May 17, 2004 20:15
so today was quite a day. The Jazz Band people were gone, which was sad. I didn't get to see steve today as a result. No Cody or Alicia either. which sucked.
today I kinda just said screw it and talked to Jason. I'm so glad he's okay and well, alive. The fact that he could've been killed and it would have been my parents fault if I'd never got to say goodbye really frustrates me. Both of them asked whether I saw him today and how he was. I answered their questions simply...and they dropped it. It's like their blind to the fact that I'm miserable right now. I gave Jason my Virgin Mary medal to keep him safe. If this is what's best for me, then why am I so unhappy?
Prom was awesome...better than everyone had said it was going to be. Steve was an awesome date. :)
I looked for some info on Puerto Plata for our little project in spanish. Then I got offline and wrote a really nice poem.

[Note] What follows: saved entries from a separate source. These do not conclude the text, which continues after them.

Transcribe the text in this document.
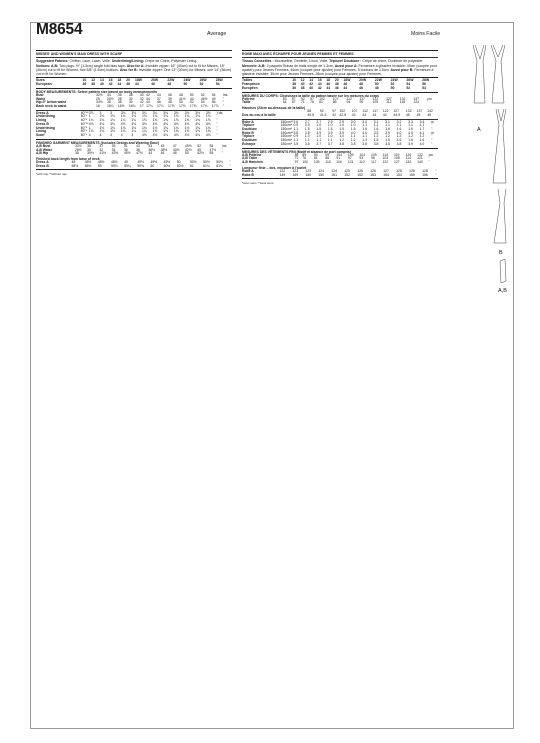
M8654	Average	Moins Facile
MISSES' AND WOMEN'S MAXI DRESS WITH SCARF
Suggested Fabrics: Chiffon, Lace, Lawn, Voile. Underlining/Lining: Crepe de Chine, Polyester Lining.
Notions: A,B: Two pkgs. ½" (1.3cm) single fold bias tape. Also for A: Invisible zipper: 16" (40cm) cut to fit for Misses, 18" (46cm) cut to fit for Women, five 5/8" (1.5cm) buttons. Also for B: Invisible zipper: One 12" (30cm) for Misses, one 14" (36cm) cut to fit for Women.
Sizes		10	12	14	16	18	20	18W	20W	22W	24W	26W	28W	
European		36	38	40	42	44	46	44	46	48	50	52	54	
BODY MEASUREMENTS: Select pattern size based on body measurements
Bust		32½	34	36	38	40	42	44	46	48	50	52	54	Ins.
Waist		25	26½	28	30	32	34	37	39	41½	44	46½	49	"
Hip-9" below waist		34½	36	38	40	42	44	46	48	50	52	54	56	"
Back neck to waist		16	16¼	16½	16¾	17	17¼	17¼	17⅜	17½	17⅝	17¾	17⅞	"
Dress A	60"**	3⅞	3	3	3⅛	3⅛	3¼	3¼	3⅜	3⅜	3½	3½	3⅝	Yds.
Underlining	60"*	1	1⅛	1⅛	1⅛	1⅛	1⅛	1⅛	1⅛	1⅛	1⅛	1⅛	1⅛	"
Lining	60"*	1⅛	1⅛	1⅛	1¼	1¼	1⅜	1⅜	1⅜	1⅜	1⅜	1⅜	1⅜	"
Dress B	60"**	4⅛	4⅛	4⅛	4⅛	4⅛	4⅛	4⅛	4⅛	4⅛	4⅛	4⅛	4⅛	"
Underlining	60"*	1	1⅛	1⅛	1⅛	1⅛	1⅛	1⅛	1⅛	1⅛	1⅛	1⅛	1⅛	"
Lining	60"*	1⅛	1⅛	1⅛	1⅛	1¼	1¼	1⅜	1⅜	1⅜	1⅜	1⅜	1⅜	"
Scarf	60"*	4	4	4	4	4	4⅛	4⅛	4⅛	4⅛	4⅛	4⅛	4⅛	"
FINISHED GARMENT MEASUREMENTS (Includes Design and Wearing Ease)
A,B Bust		33½	35	37	39	41	43	43	45	47	49½	52	55	Ins.
A,B Waist		28½	30	32	34	36	38	36½	38½	40½	42½	45	47½	"
A,B Hip		38	39½	41½	43½	45½	47½	44	46	48	50	52½	55	"
Finished back length from base of neck
Dress A		48	48½	48½	48½	49	49½	49½	49½	50	50½	50½	50½	"
Dress B		58½	58⅝	59	59⅛	59¼	59⅝	60	60½	60½	61	61¼	61¼	"
*with nap **without nap
ROBE MAXI AVEC ÉCHARPE POUR JEUNES FEMMES ET FEMMES
Tissus Conseillés : Mousseline, Dentelle, Linon, Voile. Triplure/ Doublure : Crêpe de chine, Doublure de polyester.
Mercerie: A,B: 2 paquets Ruban de biais simple de 1.3cm. Aussi pour A: Fermeture à glissière invisible: 40cm (coupée pour ajuster) pour Jeunes Femmes, 46cm (coupée pour ajuster) pour Femmes, 5 boutons de 1.5cm. Aussi pour B: Fermeture à glissière invisible: 30cm pour Jeunes Femmes, 36cm (coupée pour ajuster) pour Femmes.
Tailles		10	12	14	16	18	20	18W	20W	22W	24W	26W	28W	
Françaises		38	40	42	44	46	48	46	48	50	52	54	56	
Européen		36	38	40	42	44	46	44	46	48	50	52	54	
MESURES DU CORPS: Choisissez la taille du patron basée sur les mesures du corps
Poitrine		83	87	92	97	102	107	112	117	122	127	132	137	cm
Taille		64	67	71	76	81	86	94	99	105	112	118	124	"
Hanches (23cm au-dessous de la taille)
	88	92	97	102	107	112	117	122	127	132	137	142	
Dos du cou à la taille	40.5	41.5	42	42.5	43	44	44	44	44.5	45	45	45	
Robe A	150cm**	2.6	2.7	2.7	2.9	2.9	3.0	3.0	3.1	3.1	3.2	3.3	3.4	m
Triplure	150cm*	0.9	0.9	1.0	1.0	1.0	1.0	1.1	1.1	1.1	1.1	1.1	1.1	"
Doublure	150cm*	1.1	1.5	1.5	1.5	1.5	1.6	1.6	1.6	1.6	1.6	1.6	1.7	"
Robe B	150cm**	3.8	3.8	3.9	3.9	3.9	4.0	4.0	3.9	3.9	4.0	4.0	4.1	m
Triplure	150cm*	0.9	1.0	1.0	1.0	1.0	1.1	1.1	1.2	1.2	1.2	1.2	1.2	"
Doublure	150cm*	1.1	1.1	1.1	1.1	1.2	1.2	1.3	1.5	1.5	1.6	1.6	1.6	"
Écharpe	150cm*	3.5	3.5	3.7	3.7	3.8	3.8	3.8	3.8	3.8	3.8	3.9	4.0	"
MESURES DES VÊTEMENTS FINI (Motif et aisance de port compris)
A,B Poitrine		85	89	94	99	104	109	104	109	114	119	126	132	cm
A,B Taille		72	76	81	86	91	97	93	98	103	108	114	121	"
A,B Hanches		97	100	105	110	116	121	112	117	122	127	133	140	"
Longueur finie – dos, encolure à l'ourlet
Robe A		122	123	123	124	124	125	126	126	127	128	128	128	"
Robe B		149	149	150	150	151	152	152	153	154	154	155	156	"
*avec sens **sans sens
A
B
A,B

Nice in the fact that it could be considered fairly decent...but it was extremely sad.
Listening to music is really helping me as usual. It's the only way I can escape these barriers and feel like there's hope for us. I love him. Which makes things harder.
Rach had a really odd away message. I honestly do not trust her worth anything. I suspect she still likes Jason. which is understandable. Cause well, I'm in love with the boy. I just have never been one to trust liars and back stabbers. But thats just me.
Physics was crazy as usual. Joe used my eraser, and Miked looked at my diagram for question five. We figured out our problem just before the bell rang. I was so proud of us...lol.
In first period mr. h probably thought I was going to maime trevor. You see, trevor decide on friday that it would be cool to steal my history book and leave it in the choral room. I didn't see it. I left at 11:30, not knowing where my book was. I couldn't finish my homework. I expained to mr. h, but still lost points. I seriously thought that I was going to chew him out. I just informed him that I was not happy and that he was a jerk and needed to grow up.
wow...I'm really sleepy and hungry. I think I'm going to go and get something to eat.